Le Barracuda était un projet pionnier dans le domaine de la collaboration aérienne, introduisant des principes de conception encore influents aujourd’hui.
Il n’avait pas vocation à entrer en service mais servait de banc d’essai pour le vol autonome, l’intégration des systèmes de mission et la furtivité.
Ces enseignements réapparaissent désormais dans un appareil beaucoup plus grand et capable.
Le Ravenstorm représente la démarche la plus ambitieuse d’Airbus pour transformer des années d’expérimentations en une plateforme de combat opérationnelle.
Un aspect clé de la stratégie d’Airbus est que le Ravenstorm ne fonctionnera pas isolément. L’industriel rassemble plusieurs programmes non pilotés sous une même structure, associant drones tactiques, hélicoptères autonomes, intercepteurs de drones, avions de combat collaboratifs et plateformes de surveillance stratégique.
Parmi eux figure le U145, dérivé de l’hélicoptère H145 d’Airbus, largement utilisé, en cours de développement pour des missions autonomes logistiques et de soutien. Airbus a également présenté l’intercepteur U680 Bird of Prey, conçu pour contrer des vagues massives de drones, ainsi que l’avion de combat collaboratif U740 Valkyrie et la plateforme de surveillance stratégique U950 Eurodrone.
Le système MARS (Multiplatform Autonomous Reconfigurable and Secure) d’Airbus connecte nombre de ces plateformes. Il s’agit d’un noyau logiciel intégrant de l’intelligence artificielle qui permet l’autonomie des appareils et peut être adapté à divers types d’aéronefs.
Airbus envisage d’équiper le Ravenstorm, le Valkyrie, le Bird of Prey et enfin l’Eurodrone de ce système.

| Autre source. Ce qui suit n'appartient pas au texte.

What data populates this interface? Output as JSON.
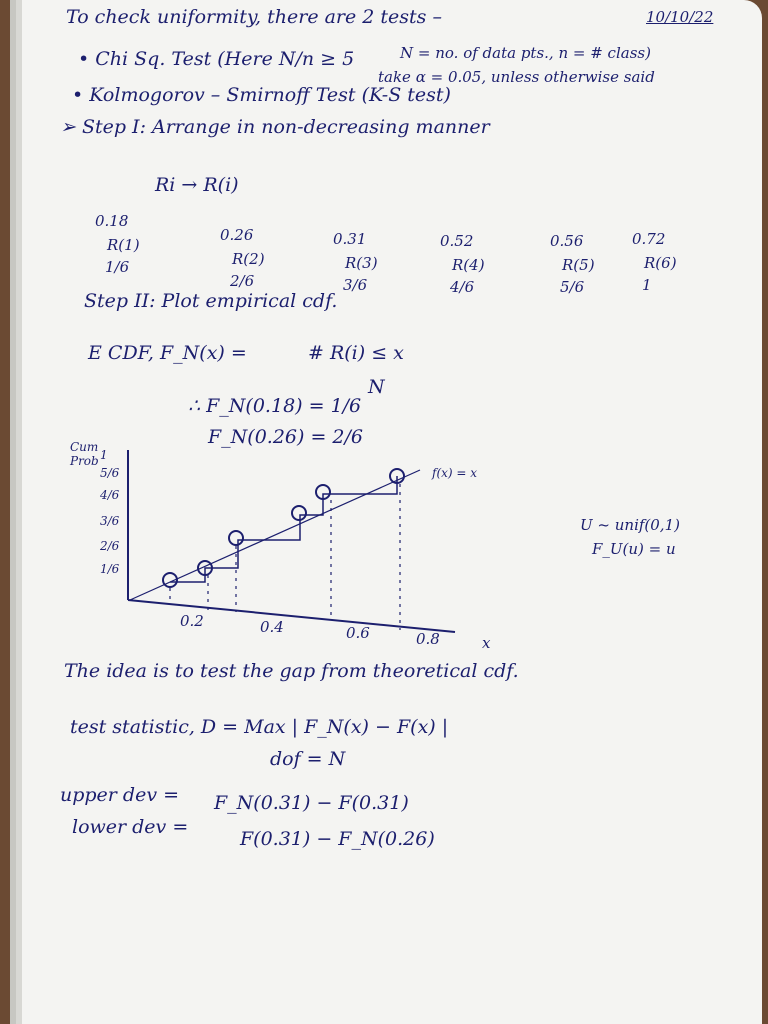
{
  "header": {
    "title": "To check uniformity, there are 2 tests –",
    "date": "10/10/22"
  },
  "tests": {
    "chi_square": {
      "label": "• Chi Sq. Test (Here N/n ≥ 5",
      "note": "N = no. of data pts., n = # class)",
      "alpha": "take α = 0.05, unless otherwise said"
    },
    "ks": {
      "label": "• Kolmogorov – Smirnoff Test (K-S test)"
    }
  },
  "step1": {
    "title": "➢ Step I: Arrange in non-decreasing manner",
    "mapping": "Ri → R(i)",
    "sorted": [
      {
        "value": "0.18",
        "rank": "R(1)",
        "fraction": "1/6"
      },
      {
        "value": "0.26",
        "rank": "R(2)",
        "fraction": "2/6"
      },
      {
        "value": "0.31",
        "rank": "R(3)",
        "fraction": "3/6"
      },
      {
        "value": "0.52",
        "rank": "R(4)",
        "fraction": "4/6"
      },
      {
        "value": "0.56",
        "rank": "R(5)",
        "fraction": "5/6"
      },
      {
        "value": "0.72",
        "rank": "R(6)",
        "fraction": "1"
      }
    ]
  },
  "step2": {
    "title": "Step II: Plot empirical cdf.",
    "ecdf": "E CDF,   F_N(x) = ",
    "numerator": "# R(i) ≤ x",
    "denominator": "N",
    "examples": [
      "∴ F_N(0.18) = 1/6",
      "F_N(0.26) = 2/6"
    ]
  },
  "graph": {
    "y_label": "Cum Prob",
    "yticks": [
      "1/6",
      "2/6",
      "3/6",
      "4/6",
      "5/6",
      "1"
    ],
    "xticks": [
      "0.2",
      "0.4",
      "0.6",
      "0.8"
    ],
    "x_label": "x",
    "line_label": "f(x) = x",
    "annotation": [
      "U ~ unif(0,1)",
      "F_U(u) = u"
    ]
  },
  "body": {
    "idea": "The idea is to test the gap from theoretical cdf.",
    "statistic": "test statistic, D = Max | F_N(x) − F(x) |",
    "dof": "dof = N",
    "upper": "upper dev = ",
    "upper_expr": "F_N(0.31) − F(0.31)",
    "lower": "lower dev = ",
    "lower_expr": "F(0.31) − F_N(0.26)"
  }
}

Cette approche correspond à une tendance générale dans l’aviation militaire où la performance dépend moins de la qualité des plateformes isolées que de l’efficacité de leur intégration en réseau de combat.
Une compétition internationale pour les avions collaboratifs
Airbus n’est pas le seul acteur à cibler ce marché des avions de combat collaboratifs. Le MQ-28 Ghost Bat de Boeing, développé en Australie, a déjà accompli de nombreux vols d’essai et est proposé à l’export.
Aux États-Unis, General Atomics et Anduril ont remporté des contrats dans le cadre du programme de combat collaboratif de l’US Air Force, tandis que Helsing propose une solution européenne alternative.
Amy List, directrice générale de Boeing Defence Australia, a expliqué à quel point les avions autonomes pourraient compléter les plateformes habitées :
« Ils peuvent précéder les appareils pilotés, fournir du renseignement sur la situation, analyser et fusionner les données pour offrir une image claire et utile à la prise de décision humaine ».
Ces capacités sont précisément celles que vise Airbus avec le Ravenstorm. La firme européenne mise sur son intégration dans un écosystème plus vaste, reposant sur des systèmes de mission souverains et des logiciels d’autonomie, pour se différencier des concurrents étrangers.